We implement appropriate technical and organizational measures to protect your personal data against unauthorized access, alteration, disclosure, or destruction. These measures include:

• Encryption of data in transit (TLS/SSL) and at rest.
• Secure authentication mechanisms including password hashing and optional CAPTCHA verification.
• Role-based access controls limiting data access to authorized personnel only.
• Regular security assessments and monitoring.
• Use of established, security-certified third-party providers (Supabase, Stripe, Vercel).

While we strive to protect your personal data, no method of transmission over the internet or electronic storage is 100% secure. We cannot guarantee absolute security, but we are committed to maintaining industry-standard protections.

11. Your Rights Under GDPR

As a data subject, you have the following rights under the GDPR:

• Right of Access (Art. 15): You have the right to obtain confirmation of whether we process your personal data and to receive a copy of that data.
• Right to Rectification (Art. 16): You have the right to request correction of inaccurate personal data or completion of incomplete data.
• Right to Erasure (Art. 17): You have the right to request deletion of your personal data under certain circumstances ("right to be forgotten").
• Right to Restriction of Processing (Art. 18): You have the right to request that we restrict the processing of your personal data in certain situations.
• Right to Data Portability (Art. 20): You have the right to receive your personal data in a structured, commonly used, and machine-readable format, and to transmit that data to another controller.
• Right to Object (Art. 21): You have the right to object to the processing of your personal data based on legitimate interests or for direct marketing purposes.
• Right to Withdraw Consent: Where processing is based on consent, you may withdraw your consent at any time without affecting the lawfulness of processing performed before withdrawal.
• Right to Lodge a Complaint: You have the right to lodge a complaint with a supervisory authority, in particular the CNIL (Commission Nationale de l'Informatique et des Libertés) in France (see Section 15).

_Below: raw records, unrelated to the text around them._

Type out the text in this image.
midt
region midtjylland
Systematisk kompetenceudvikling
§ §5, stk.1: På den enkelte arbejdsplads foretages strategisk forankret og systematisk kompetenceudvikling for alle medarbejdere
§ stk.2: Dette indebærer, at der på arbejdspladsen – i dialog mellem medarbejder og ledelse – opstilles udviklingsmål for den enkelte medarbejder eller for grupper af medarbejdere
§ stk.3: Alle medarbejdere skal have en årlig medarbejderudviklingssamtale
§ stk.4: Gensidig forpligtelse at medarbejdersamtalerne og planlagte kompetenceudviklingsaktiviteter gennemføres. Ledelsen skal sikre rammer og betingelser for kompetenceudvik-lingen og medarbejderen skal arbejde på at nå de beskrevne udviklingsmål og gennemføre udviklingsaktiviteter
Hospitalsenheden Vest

12. How to Exercise Your Rights

To exercise any of the rights described above, please contact us at:

contact@cryptorep.io

Please include sufficient information to verify your identity and specify the right you wish to exercise. We will respond to your request within 30 days. In complex cases, we may extend this period by an additional 60 days, in which case we will notify you of the extension and the reasons for it.

We will not charge a fee for processing your request unless the request is manifestly unfounded or excessive. In such cases, we may charge a reasonable fee or refuse to act on the request.

13. Children

CryptoRep is not intended for use by individuals under the age of 16. We do not knowingly collect personal data from children under 16. If we become aware that we have collected personal data from a child under 16, we will take steps to delete such data promptly. If you believe that a child under 16 has provided us with personal data, please contact us at contact@cryptorep.io.

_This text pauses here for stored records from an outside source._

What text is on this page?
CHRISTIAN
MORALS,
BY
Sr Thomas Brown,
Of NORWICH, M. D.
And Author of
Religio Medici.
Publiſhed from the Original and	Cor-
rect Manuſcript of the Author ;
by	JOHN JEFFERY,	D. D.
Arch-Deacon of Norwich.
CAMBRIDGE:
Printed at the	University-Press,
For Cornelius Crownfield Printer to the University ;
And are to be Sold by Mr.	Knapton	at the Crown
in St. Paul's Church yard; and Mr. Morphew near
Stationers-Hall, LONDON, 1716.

14. Changes to This Policy

We may update this Privacy Policy from time to time to reflect changes in our practices, technologies, legal requirements, or other factors. When we make material changes, we will update the "Last updated" date at the top of this page and, where appropriate, notify you by email or through a prominent notice on the Platform.

We encourage you to review this Privacy Policy periodically to stay informed about how we protect your data.

15. Contact & Supervisory Authority

If you have any questions, concerns, or requests regarding this Privacy Policy or the processing of your personal data, please contact us:

• Email: contact@cryptorep.io
• Website: cryptorep.io

Supervisory Authority

If you are unsatisfied with our response to a privacy concern, you have the right to lodge a complaint with the French data protection authority:

• CNIL (Commission Nationale de l'Informatique et des Libertés)
• 3 Place de Fontenoy, TSA 80715, 75334 Paris Cedex 07, France
• Website: www.cnil.fr
• Phone: +33 1 53 73 22 22

If you reside in another EU/EEA member state, you may also contact your local data protection authority.